I’ve realized that I need to take Bryn Mawr head on, and use the amazing opportunities I’m provided with to break free of my class boundaries.  I don’t have to create tension by allowing restrictions to create alienation.  Rather than blame Bryn Mawr for its history and the easy ability to follow in those footsteps, I need to defy them. I refuse to be so estranged that if and when I stand up in front of the blackboard, I can teach my students things that will matter to them, since it matters to me and because they respect me because I understand and respect them. 

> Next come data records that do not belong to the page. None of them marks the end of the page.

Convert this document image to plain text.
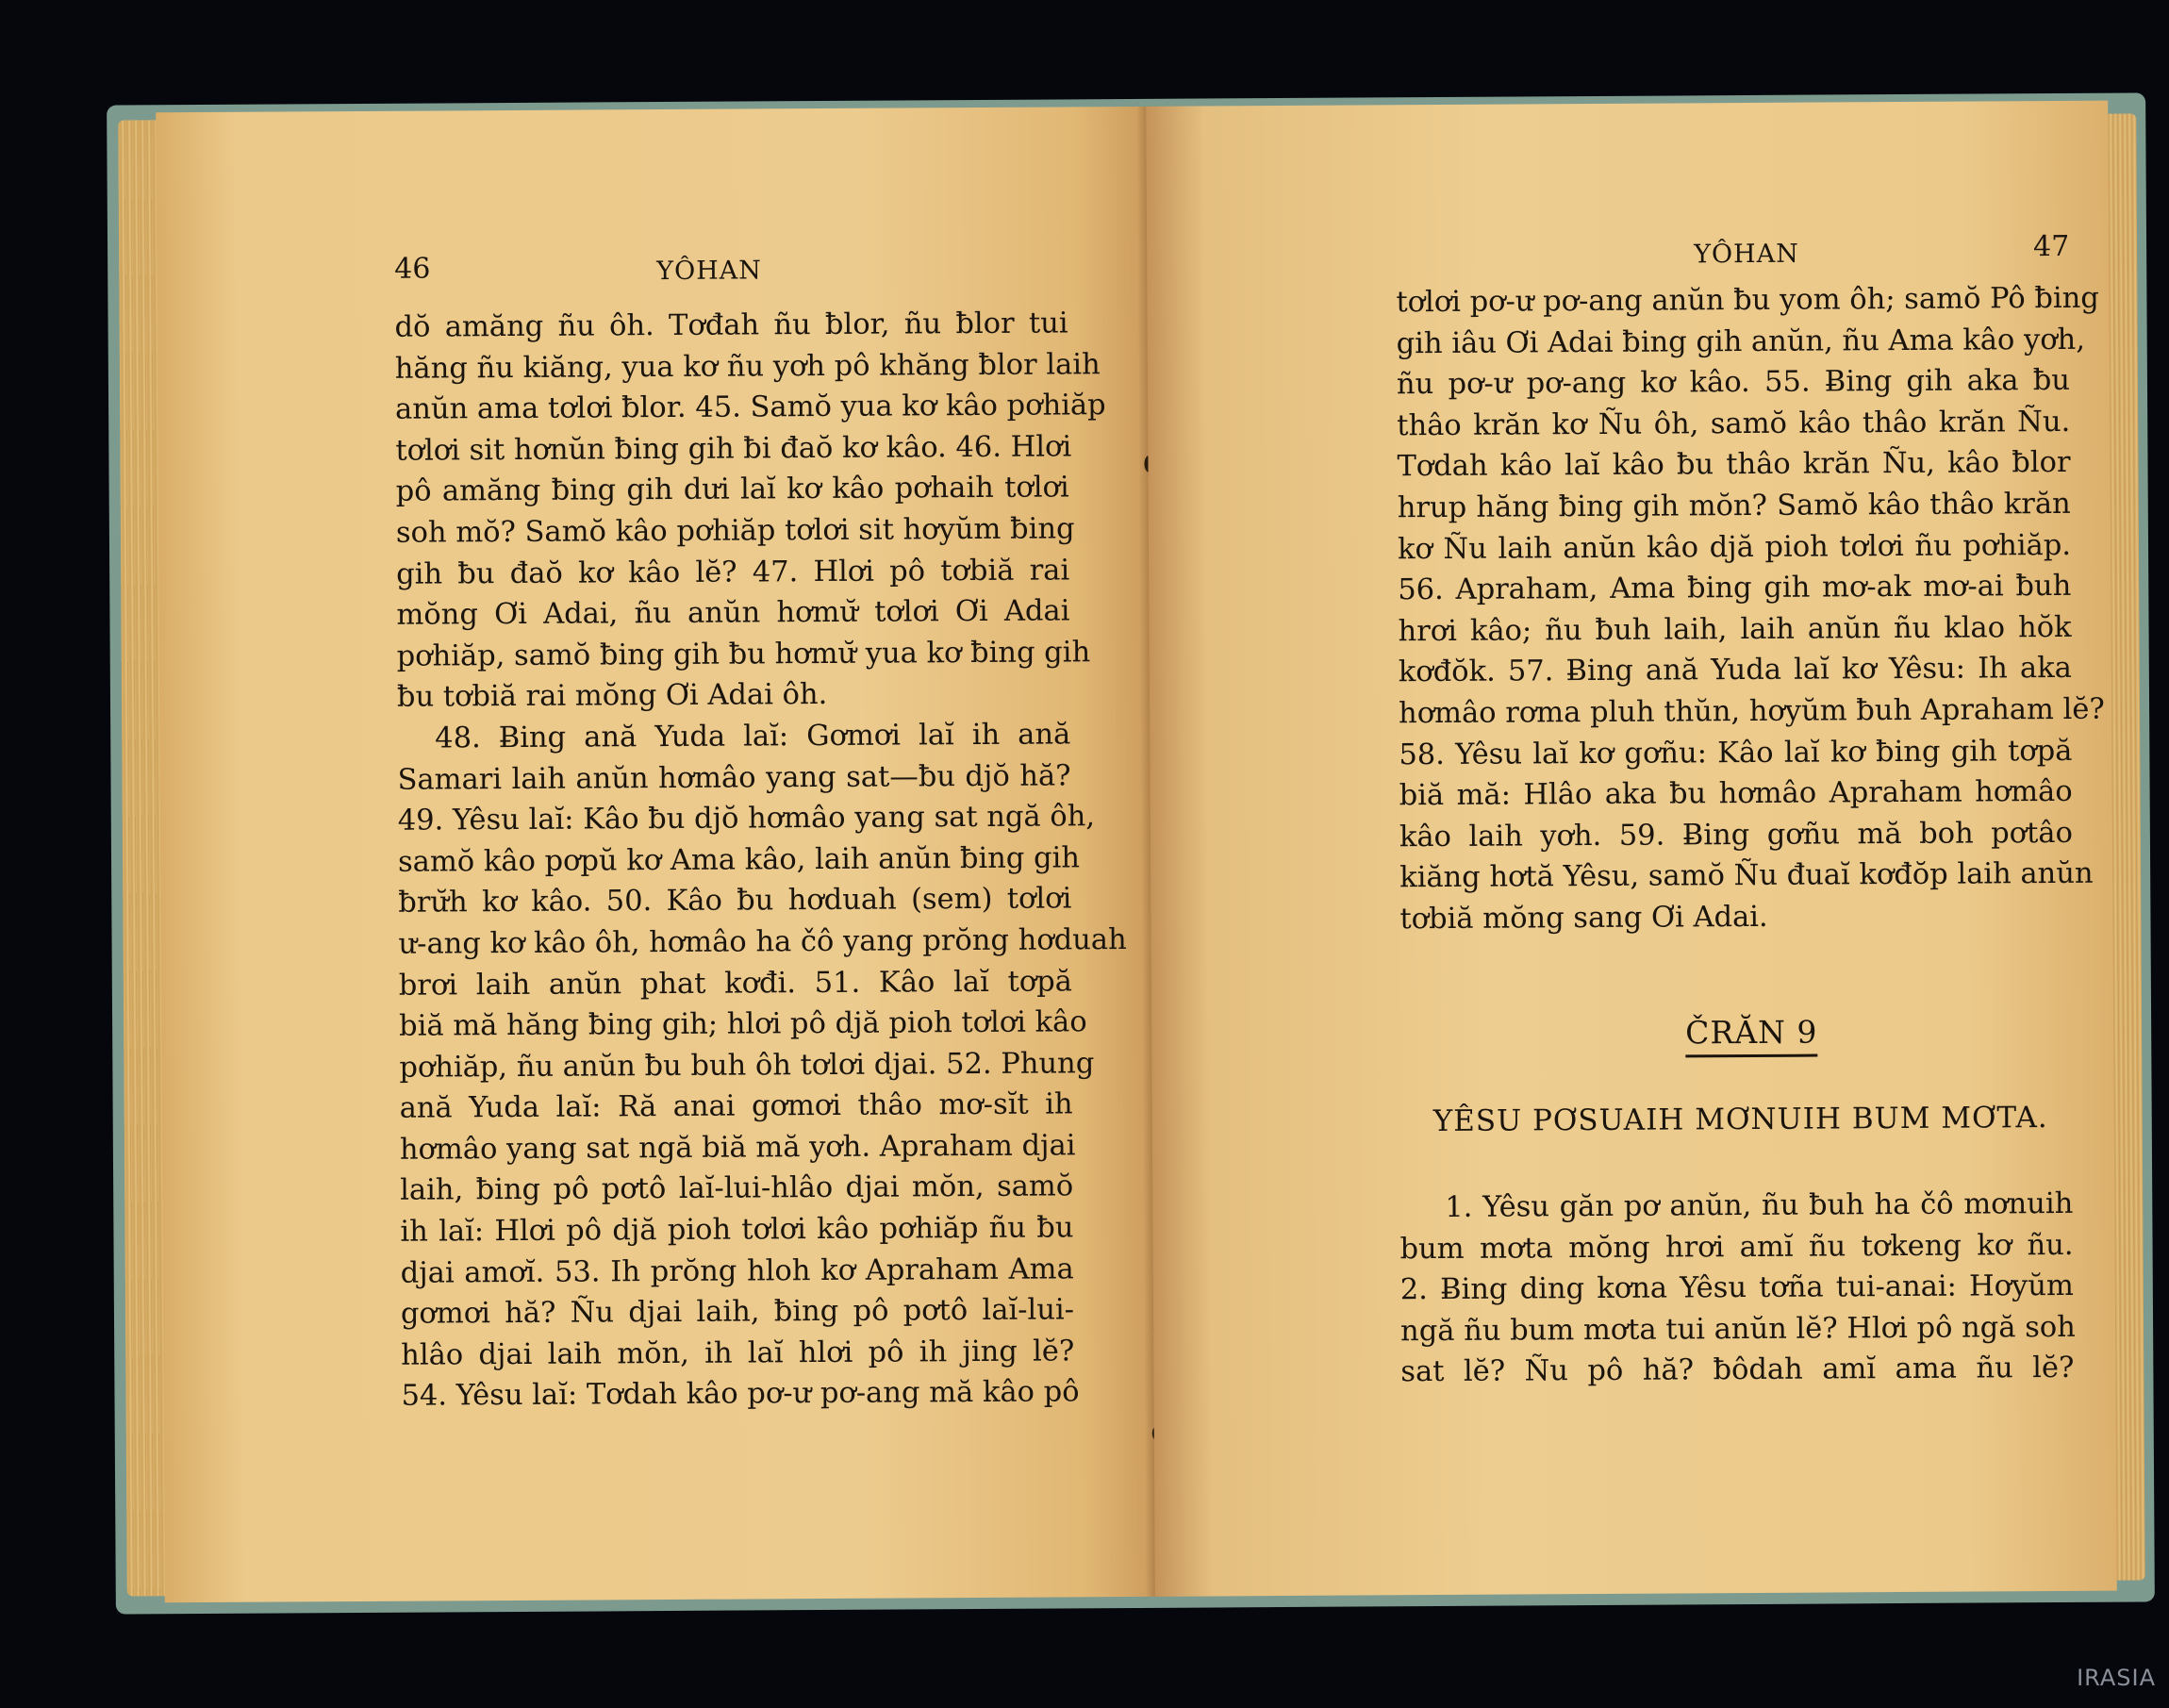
46	YÔHAN
dŏ amăng ñu ôh. Tơđah ñu ƀlor, ñu ƀlor tui
hăng ñu kiăng, yua kơ ñu yơh pô khăng ƀlor laih
anŭn ama tơlơi ƀlor. 45. Samŏ yua kơ kâo pơhiăp
tơlơi sit hơnŭn ƀing gih ƀi đaŏ kơ kâo. 46. Hlơi
pô amăng ƀing gih dưi laĭ kơ kâo pơhaih tơlơi
soh mŏ? Samŏ kâo pơhiăp tơlơi sit hơyŭm ƀing
gih ƀu đaŏ kơ kâo lĕ? 47. Hlơi pô tơbiă rai
mŏng Ơi Adai, ñu anŭn hơmư̆ tơlơi Ơi Adai
pơhiăp, samŏ ƀing gih ƀu hơmư̆ yua kơ ƀing gih
ƀu tơbiă rai mŏng Ơi Adai ôh.
48. Ƀing ană Yuda laĭ: Gơmơi laĭ ih ană
Samari laih anŭn hơmâo yang sat—ƀu djŏ hă?
49. Yêsu laĭ: Kâo ƀu djŏ hơmâo yang sat ngă ôh,
samŏ kâo pơpŭ kơ Ama kâo, laih anŭn ƀing gih
ƀrư̆h kơ kâo. 50. Kâo ƀu hơduah (sem) tơlơi
ư-ang kơ kâo ôh, hơmâo ha čô yang prŏng hơduah
brơi laih anŭn phat kơđi. 51. Kâo laĭ tơpă
biă mă hăng ƀing gih; hlơi pô djă pioh tơlơi kâo
pơhiăp, ñu anŭn ƀu buh ôh tơlơi djai. 52. Phung
ană Yuda laĭ: Ră anai gơmơi thâo mơ-sĭt ih
hơmâo yang sat ngă biă mă yơh. Apraham djai
laih, ƀing pô pơtô laĭ-lui-hlâo djai mŏn, samŏ
ih laĭ: Hlơi pô djă pioh tơlơi kâo pơhiăp ñu ƀu
djai amơĭ. 53. Ih prŏng hloh kơ Apraham Ama
gơmơi hă? Ñu djai laih, ƀing pô pơtô laĭ-lui-
hlâo djai laih mŏn, ih laĭ hlơi pô ih jing lĕ?
54. Yêsu laĭ: Tơdah kâo pơ-ư pơ-ang mă kâo pô
YÔHAN	47
tơlơi pơ-ư pơ-ang anŭn ƀu yom ôh; samŏ Pô ƀing
gih iâu Ơi Adai ƀing gih anŭn, ñu Ama kâo yơh,
ñu pơ-ư pơ-ang kơ kâo. 55. Ƀing gih aka ƀu
thâo krăn kơ Ñu ôh, samŏ kâo thâo krăn Ñu.
Tơdah kâo laĭ kâo ƀu thâo krăn Ñu, kâo ƀlor
hrup hăng ƀing gih mŏn? Samŏ kâo thâo krăn
kơ Ñu laih anŭn kâo djă pioh tơlơi ñu pơhiăp.
56. Apraham, Ama ƀing gih mơ-ak mơ-ai ƀuh
hrơi kâo; ñu ƀuh laih, laih anŭn ñu klao hŏk
kơđŏk. 57. Ƀing ană Yuda laĭ kơ Yêsu: Ih aka
hơmâo rơma pluh thŭn, hơyŭm ƀuh Apraham lĕ?
58. Yêsu laĭ kơ gơñu: Kâo laĭ kơ ƀing gih tơpă
biă mă: Hlâo aka ƀu hơmâo Apraham hơmâo
kâo laih yơh. 59. Ƀing gơñu mă boh pơtâo
kiăng hơtă Yêsu, samŏ Ñu đuaĭ kơđŏp laih anŭn
tơbiă mŏng sang Ơi Adai.
ČRĂN 9
YÊSU PƠSUAIH MƠNUIH BUM MƠTA.
1. Yêsu găn pơ anŭn, ñu ƀuh ha čô mơnuih
bum mơta mŏng hrơi amĭ ñu tơkeng kơ ñu.
2. Ƀing ding kơna Yêsu tơña tui-anai: Hơyŭm
ngă ñu bum mơta tui anŭn lĕ? Hlơi pô ngă soh
sat lĕ? Ñu pô hă? ƀôdah amĭ ama ñu lĕ?
IRASIA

I want Bryn Mawr to empower me.  I want to be a Bryn Mawr woman.  For my degree to symbolize not a superior education, but an education that allows me to challenge, and discover myself not only as a learner, but as a complete human being.

 

 

Comments

jccohen's picture

lissiem, You name hard

lissiem,

You name hard questions and challenges here (and name the ways in which even naming them is complex!), and do so in a bold and, as you say, raw way that for me makes this an emotionally as well as intellectually compelling piece.  Your use of the word "empowerment" highlights the ambiguity of that term, especially in light of:  empowerment as and for what purposes, and as and for whom/what human beings?  I am thinking that Bryn Mawr shapes you--and all of us who live and work there--and at the same time you/we shape Bryn Mawr, and these two things are happening simultaneously, so seeing it this way isn't a simple answer but a recognition of energy going in both directions and of how crucial it is to stay aware, alert, active.  I read this letter as a testament to and an example of that.  The statement, "I've realized that I need to take Bryn Mawr head-on...to break free of my class boundaries" is a powerful one.  What does it mean to "break free" and what does this have to do with the kind of empowerment you end by embracing?